Fonction publique
le 24/01/2023

Conditions de retrait d’une décision de réintégration d’un agent public révoqué

CE, 9 décembre 2022, n° 451500

Par un arrêt en date du 9 décembre 2022, le Conseil d’Etat s’est prononcé sur les conditions dans lesquelles une décision de réintégration provisoire, prise en exécution d’une ordonnance de référé portant suspension de la révocation d’un agent, peut être retirée par l’employeur.

Dans cette espèce, le juge des référés avait, par une ordonnance du 8 juillet 2017, suspendu la révocation infligée par le Département de la Seine-Saint-Denis à M. A, adjoint administratif de seconde classe, et enjoint à l’administration de réintégrer provisoirement l’intéressé, ce qu’elle fit par une décision du 8 septembre 2017.

Puis, la sanction de révocation avait été annulée par le juge du fond, qui avait enjoint à l’employeur de réintégrer l’agent définitivement. Toutefois, la Cour administrative d’appel de Versailles annulait ce jugement le 4 décembre 2019 et un pourvoi était formé contre l’arrêt d’appel.

Bien que le pourvoi soit toujours pendant, le Département tirait les conséquences de l’arrêt d’appel confirmant la légalité de la révocation, et retirait sa décision du 8 septembre 2017, portant réintégration provisoire de l’agent, par une décision du 19 janvier 2021, avec pour conséquence la révocation effective de celui-ci.

C’est dans ces conditions que l’agent a sollicité la suspension de cette décision devant le juge des référés, lequel a accueilli sa demande, et que le Conseil d’Etat, saisi par le Département, a été amené à trancher le litige.

La Haute juridiction administrative a jugé que « en cas d’annulation, par une décision du juge d’appel, du jugement ayant prononcé l’annulation de la décision portant révocation d’un agent public, et sous réserve que les motifs de cette décision juridictionnelle ne fassent pas par eux-mêmes obstacle à une nouvelle décision de révocation, l’autorité compétente ne peut retirer la décision de réintégration prise en exécution du premier jugement que dans un délai raisonnable de quatre mois à compter de la notification à l’administration de la décision rendue en appel. Passé ce délai et dans le cas où un pourvoi en cassation a été introduit contre l’arrêt ayant confirmé la révocation de l’agent, l’autorité compétente dispose à nouveau de la faculté de retirer la décision de réintégration, dans un délai raisonnable de quatre mois à compter de la réception de la décision qui rejette le pourvoi ou de la notification de la décision juridictionnelle qui, après cassation, confirme en appel l’annulation du premier jugement. Dans tous les cas, elle doit, avant de procéder au retrait, inviter l’agent à présenter ses observations ».
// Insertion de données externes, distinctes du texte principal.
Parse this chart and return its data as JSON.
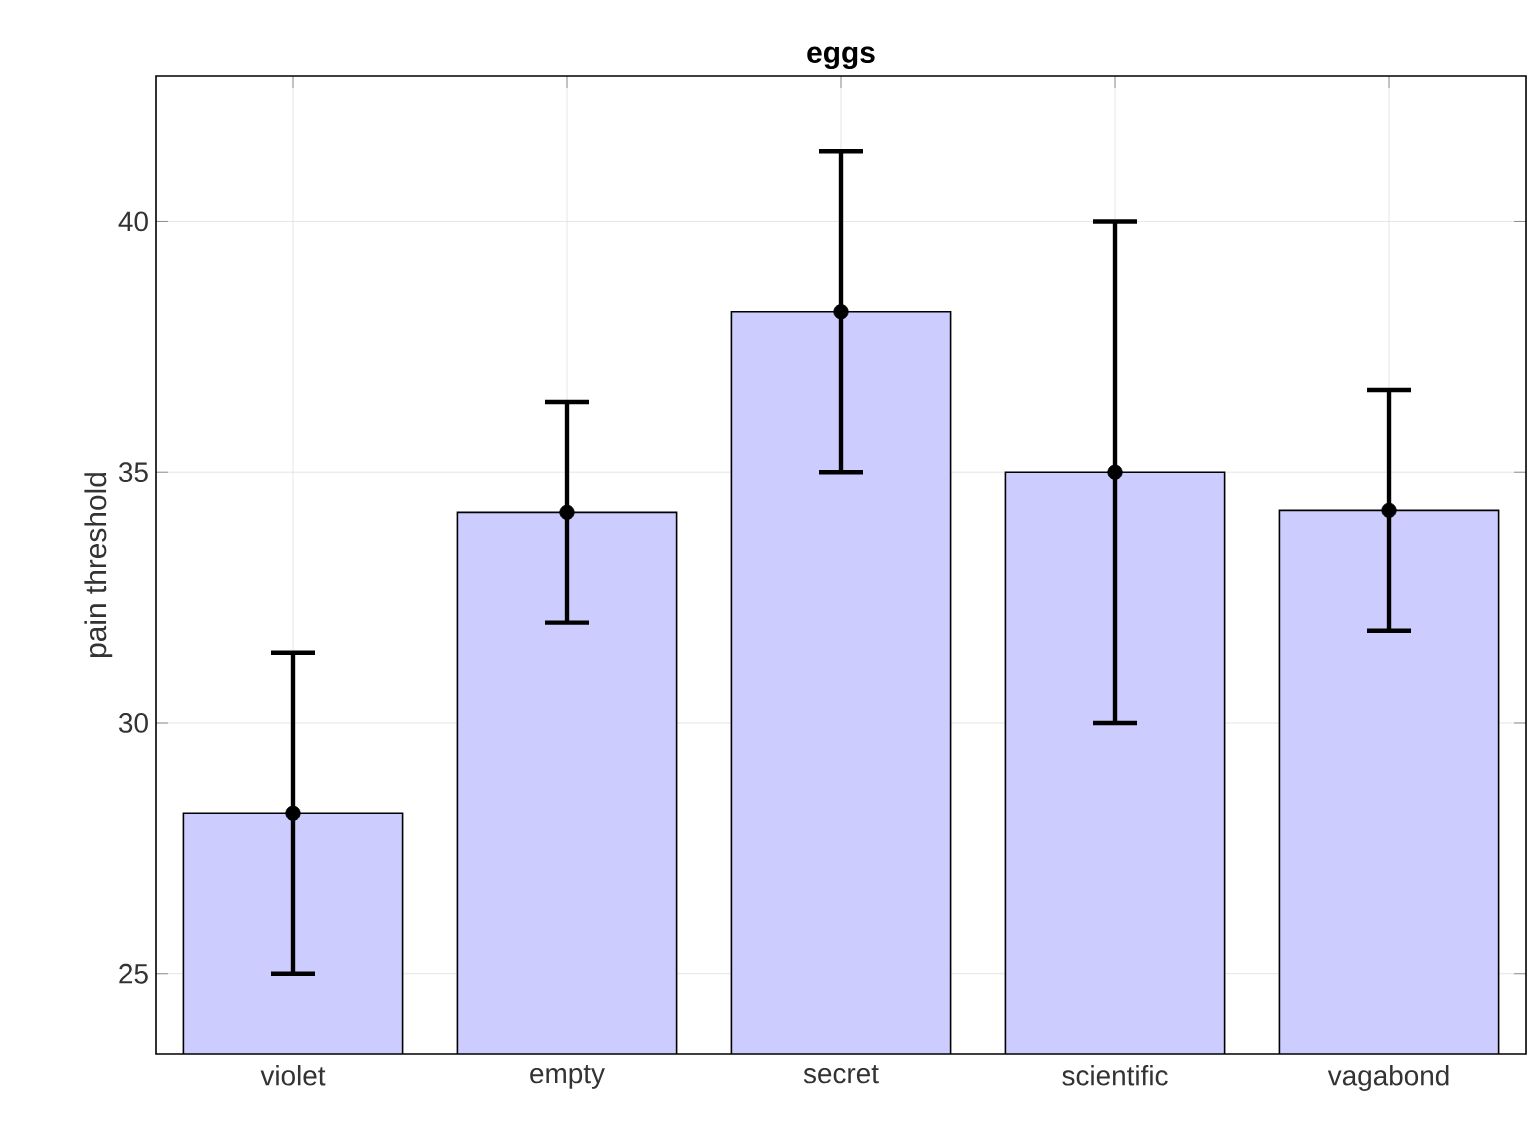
{
  "chart_data": {
    "type": "bar",
    "title": "eggs",
    "ylabel": "pain threshold",
    "categories": [
      "violet",
      "empty",
      "secret",
      "scientific",
      "vagabond"
    ],
    "series": [
      {
        "color": "#ccccff",
        "values": [
          28.2,
          34.2,
          38.2,
          35.0,
          34.24
        ]
      },
      {
        "type": "scatter",
        "color": "#000000",
        "x": [
          "violet",
          "empty",
          "secret",
          "scientific",
          "vagabond"
        ],
        "values": [
          28.2,
          34.2,
          38.2,
          35.0,
          34.24
        ],
        "errors": [
          3.2,
          2.2,
          3.2,
          5.0,
          2.4
        ]
      }
    ],
    "ylim": [
      23.4,
      42.9
    ],
    "yticks": [
      25,
      30,
      35,
      40
    ],
    "grid": true,
    "marker": "circle"
  }
}
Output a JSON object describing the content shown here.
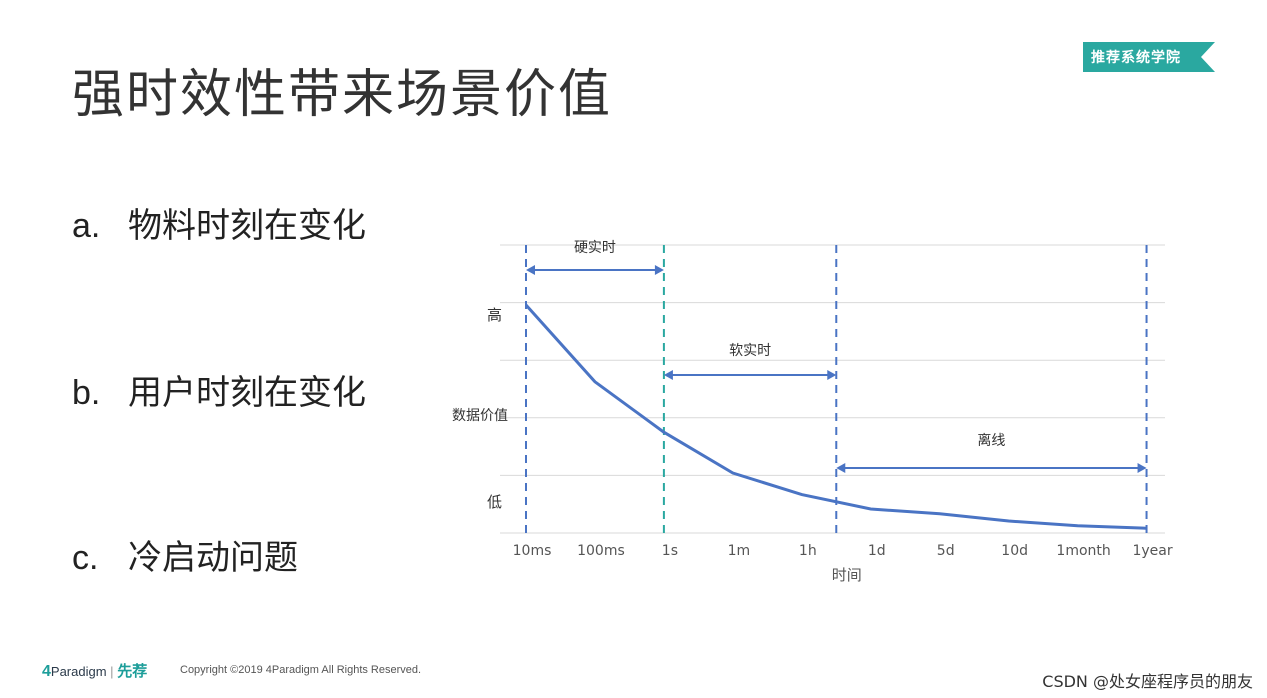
{
  "slide": {
    "title": "强时效性带来场景价值",
    "badge": "推荐系统学院",
    "bullets": [
      {
        "marker": "a.",
        "text": "物料时刻在变化"
      },
      {
        "marker": "b.",
        "text": "用户时刻在变化"
      },
      {
        "marker": "c.",
        "text": "冷启动问题"
      }
    ],
    "footer": {
      "logo_prefix": "4",
      "logo_name": "Paradigm",
      "logo_second": "先荐",
      "copyright": "Copyright ©2019 4Paradigm All Rights Reserved."
    },
    "watermark": "CSDN @处女座程序员的朋友",
    "colors": {
      "line": "#4a74c4",
      "dashed_blue": "#4a74c4",
      "dashed_teal": "#2aa8a0",
      "badge": "#2aa8a0"
    }
  },
  "chart_data": {
    "type": "line",
    "categories": [
      "10ms",
      "100ms",
      "1s",
      "1m",
      "1h",
      "1d",
      "5d",
      "10d",
      "1month",
      "1year"
    ],
    "values": [
      0.95,
      0.63,
      0.42,
      0.25,
      0.16,
      0.1,
      0.08,
      0.05,
      0.03,
      0.02
    ],
    "ylabel": "数据价值",
    "xlabel": "时间",
    "y_ticks": {
      "high": "高",
      "low": "低"
    },
    "ylim": [
      0,
      1.2
    ],
    "grid": true,
    "regions": [
      {
        "label": "硬实时",
        "from": "10ms",
        "to": "1s"
      },
      {
        "label": "软实时",
        "from": "1s",
        "to": "1h"
      },
      {
        "label": "离线",
        "from": "1h",
        "to": "1year"
      }
    ]
  }
}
Or, au cas particulier, le retrait de la décision de réintégration provisoire du 13 juillet 2017 était intervenu le 19 janvier 2021, soit bien au-delà du délai de quatre mois dont disposait l’administration à compter de la notification de l’arrêt d’appel du 4 septembre 2019, mais avant que le Conseil d’Etat ne se soit prononcé au fond concernant la révocation de l’agent. Ainsi, le Conseil d’Etat a considéré que « en retenant comme propre à créer, en l’état de l’instruction, un doute sérieux quant à la légalité de l’arrêté attaqué le moyen tiré de ce qu’à la date du 19 janvier 2021 le président du conseil départemental de la Seine-Saint-Denis ne pouvait légalement retirer la décision de réintégration prise à la suite de la suspension de la décision du 26 avril 2017 portant révocation de M. A…, le juge des référés du tribunal administratif de Montreuil n’a pas commis d’erreur de droit ».
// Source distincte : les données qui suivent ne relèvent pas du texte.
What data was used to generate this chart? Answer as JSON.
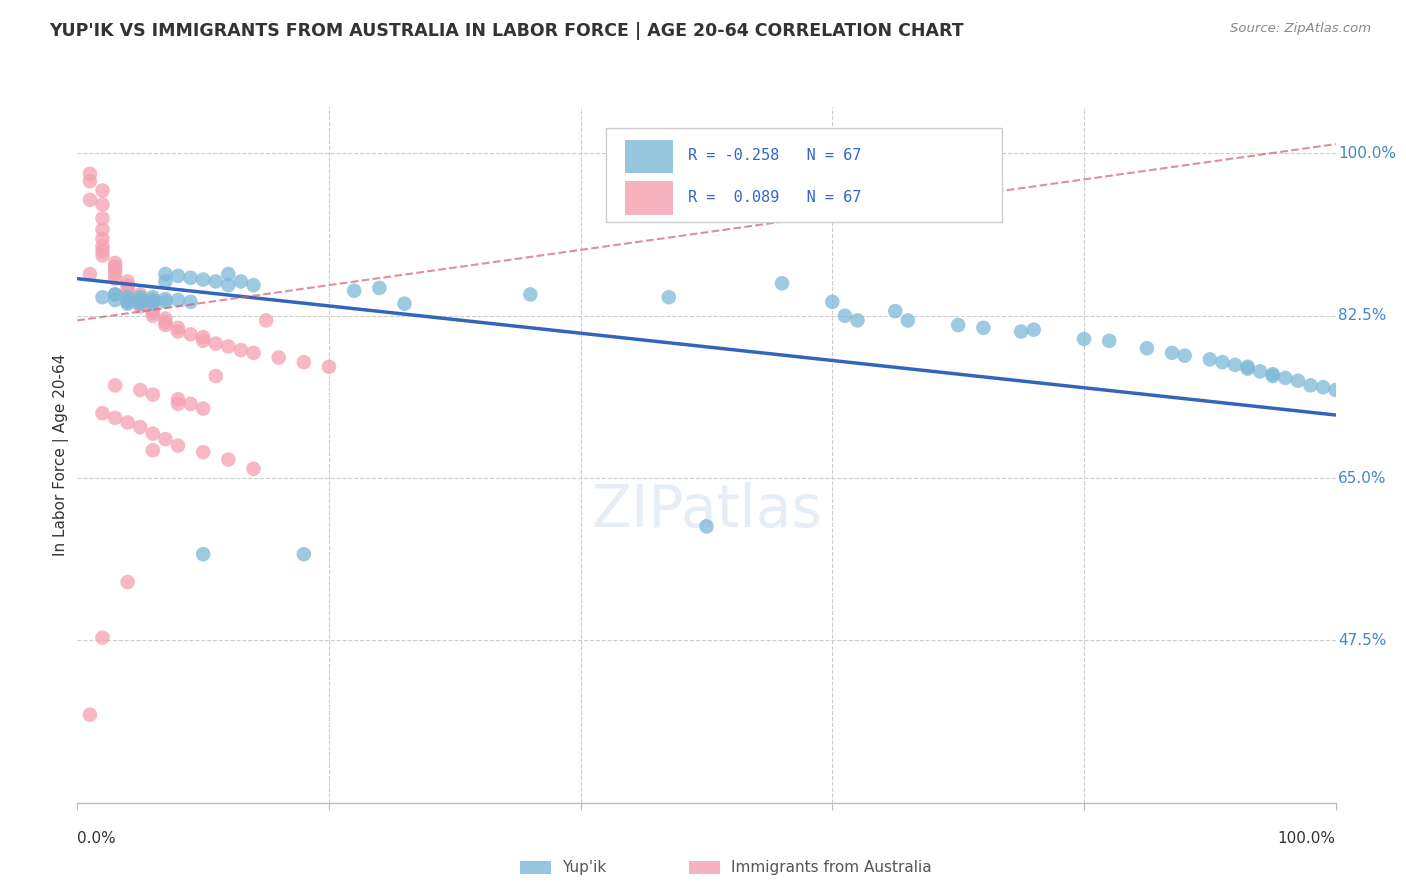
{
  "title": "YUP'IK VS IMMIGRANTS FROM AUSTRALIA IN LABOR FORCE | AGE 20-64 CORRELATION CHART",
  "source": "Source: ZipAtlas.com",
  "ylabel": "In Labor Force | Age 20-64",
  "ytick_labels": [
    "47.5%",
    "65.0%",
    "82.5%",
    "100.0%"
  ],
  "ytick_values": [
    0.475,
    0.65,
    0.825,
    1.0
  ],
  "legend_blue_R": -0.258,
  "legend_pink_R": 0.089,
  "legend_N": 67,
  "blue_color": "#7db8d8",
  "pink_color": "#f4a0b0",
  "blue_line_color": "#3366bb",
  "pink_line_color": "#d06070",
  "background_color": "#ffffff",
  "grid_color": "#cccccc",
  "xlim": [
    0.0,
    1.0
  ],
  "ylim": [
    0.3,
    1.05
  ],
  "blue_line_x0": 0.0,
  "blue_line_y0": 0.865,
  "blue_line_x1": 1.0,
  "blue_line_y1": 0.718,
  "pink_line_x0": 0.0,
  "pink_line_y0": 0.82,
  "pink_line_x1": 1.0,
  "pink_line_y1": 1.01,
  "blue_scatter_x": [
    0.07,
    0.07,
    0.08,
    0.09,
    0.1,
    0.11,
    0.12,
    0.12,
    0.13,
    0.14,
    0.02,
    0.03,
    0.03,
    0.03,
    0.04,
    0.04,
    0.04,
    0.04,
    0.05,
    0.05,
    0.05,
    0.05,
    0.06,
    0.06,
    0.06,
    0.06,
    0.07,
    0.07,
    0.08,
    0.09,
    0.22,
    0.24,
    0.36,
    0.47,
    0.56,
    0.6,
    0.61,
    0.62,
    0.65,
    0.66,
    0.7,
    0.72,
    0.75,
    0.76,
    0.8,
    0.82,
    0.85,
    0.87,
    0.88,
    0.9,
    0.91,
    0.92,
    0.93,
    0.93,
    0.94,
    0.95,
    0.95,
    0.96,
    0.97,
    0.98,
    0.99,
    1.0,
    0.1,
    0.18,
    0.26,
    0.5
  ],
  "blue_scatter_y": [
    0.87,
    0.862,
    0.868,
    0.866,
    0.864,
    0.862,
    0.858,
    0.87,
    0.862,
    0.858,
    0.845,
    0.848,
    0.848,
    0.842,
    0.845,
    0.842,
    0.84,
    0.838,
    0.845,
    0.842,
    0.84,
    0.838,
    0.845,
    0.842,
    0.84,
    0.838,
    0.843,
    0.84,
    0.842,
    0.84,
    0.852,
    0.855,
    0.848,
    0.845,
    0.86,
    0.84,
    0.825,
    0.82,
    0.83,
    0.82,
    0.815,
    0.812,
    0.808,
    0.81,
    0.8,
    0.798,
    0.79,
    0.785,
    0.782,
    0.778,
    0.775,
    0.772,
    0.77,
    0.768,
    0.765,
    0.762,
    0.76,
    0.758,
    0.755,
    0.75,
    0.748,
    0.745,
    0.568,
    0.568,
    0.838,
    0.598
  ],
  "pink_scatter_x": [
    0.01,
    0.01,
    0.01,
    0.01,
    0.02,
    0.02,
    0.02,
    0.02,
    0.02,
    0.02,
    0.02,
    0.02,
    0.03,
    0.03,
    0.03,
    0.03,
    0.03,
    0.04,
    0.04,
    0.04,
    0.04,
    0.05,
    0.05,
    0.05,
    0.05,
    0.05,
    0.06,
    0.06,
    0.06,
    0.07,
    0.07,
    0.07,
    0.08,
    0.08,
    0.09,
    0.1,
    0.1,
    0.11,
    0.12,
    0.13,
    0.14,
    0.16,
    0.18,
    0.2,
    0.03,
    0.05,
    0.06,
    0.08,
    0.09,
    0.1,
    0.02,
    0.03,
    0.04,
    0.05,
    0.06,
    0.07,
    0.08,
    0.1,
    0.12,
    0.14,
    0.01,
    0.02,
    0.04,
    0.06,
    0.08,
    0.11,
    0.15
  ],
  "pink_scatter_y": [
    0.978,
    0.97,
    0.95,
    0.87,
    0.96,
    0.945,
    0.93,
    0.918,
    0.908,
    0.9,
    0.895,
    0.89,
    0.882,
    0.878,
    0.875,
    0.87,
    0.865,
    0.862,
    0.858,
    0.855,
    0.85,
    0.848,
    0.845,
    0.842,
    0.838,
    0.835,
    0.832,
    0.828,
    0.825,
    0.822,
    0.818,
    0.815,
    0.812,
    0.808,
    0.805,
    0.802,
    0.798,
    0.795,
    0.792,
    0.788,
    0.785,
    0.78,
    0.775,
    0.77,
    0.75,
    0.745,
    0.74,
    0.735,
    0.73,
    0.725,
    0.72,
    0.715,
    0.71,
    0.705,
    0.698,
    0.692,
    0.685,
    0.678,
    0.67,
    0.66,
    0.395,
    0.478,
    0.538,
    0.68,
    0.73,
    0.76,
    0.82
  ]
}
On relèvera qu’un arrêt similaire avait déjà été rendu par le Conseil d’Etat (CE, 23 mai 2018, n° 416313). Toutefois, sa position est ici affirmée comme solution de principe, le présent arrêt étant classé en catégorie A, ce qui est réservé aux arrêts dont la portée est majeure, là où le précédent arrêt est classé en catégorie B.

Les conclusions du rapporteur public rendues dans cet arrêt, seules à avoir été publiées, permettent de comprendre la logique retenue par le Conseil d’Etat, à savoir qu’en s’abstenant de retirer, dans le délai raisonnable de quatre mois suivant le jugement qui lui donnait raison, les décisions prises à titre provisoire en application de l’ordonnance du premier juge des référés, l’employeur les a laissées continuer à produire leurs effets et devenir définitives.

En conclusion, il convient pour l’administration d’être réactive lorsqu’elle reçoit la notification d’un jugement confirmant la légalité d’une sanction disciplinaire prise à l’encontre d’un agent, en retirant très rapidement toute éventuelle mesure de réintégration provisoire prise en application d’une ordonnance de suspension de la sanction, sous peine de voir une telle mesure devenir définitive.